Saint Michael is an oil painting by the Italian artist Raphael. Also called the Little Saint Michael to distinguish it from a larger, later treatment of the same theme, Saint Michael Vanquishing Satan, it is now in the Louvre in Paris. The work depicts the Archangel Michael in combat with the demons of Hell, while the damned suffer behind him. Together with the Saint George, it represents the first of Raphael's works on martial subjects.

==History==
An early work of the artist, the painting was executed for Guidobaldo da Montefeltro, Duke of Urbino, in 1504 or 1505 on the back of a draughtboard, possibly commissioned to express appreciation to Louis XII of France for conferring the Order of Saint Michael on Francesco Maria I della Rovere, Guidobaldo's nephew and heir. Whatever the impetus for its creation, by 1548 it hung in the collection at the Palace of Fontainebleau.
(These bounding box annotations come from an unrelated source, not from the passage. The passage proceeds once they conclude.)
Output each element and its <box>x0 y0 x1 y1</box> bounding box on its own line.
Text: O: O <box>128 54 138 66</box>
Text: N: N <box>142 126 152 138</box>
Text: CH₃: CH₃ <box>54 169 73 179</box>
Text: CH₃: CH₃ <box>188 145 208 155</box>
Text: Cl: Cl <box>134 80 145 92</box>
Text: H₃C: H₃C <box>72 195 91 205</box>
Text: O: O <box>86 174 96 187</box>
In her 2006 study Early Work of Raphael, Julia Cartwright suggests that the work may betray the influence of Timoteo Viti in the gold tinting to the green wings of Michael, while the sinners in the background suggest that Raphael may have consulted an illustrated volume of Dante's Inferno. The punishments depicted reflect Dante's treatment of hypocrites and thieves.

A little more than a decade after completing the little Saint Michael, Raphael was commissioned to revisit the theme, producing Saint Michael Vanquishing Satan for Pope Leo X in 1518.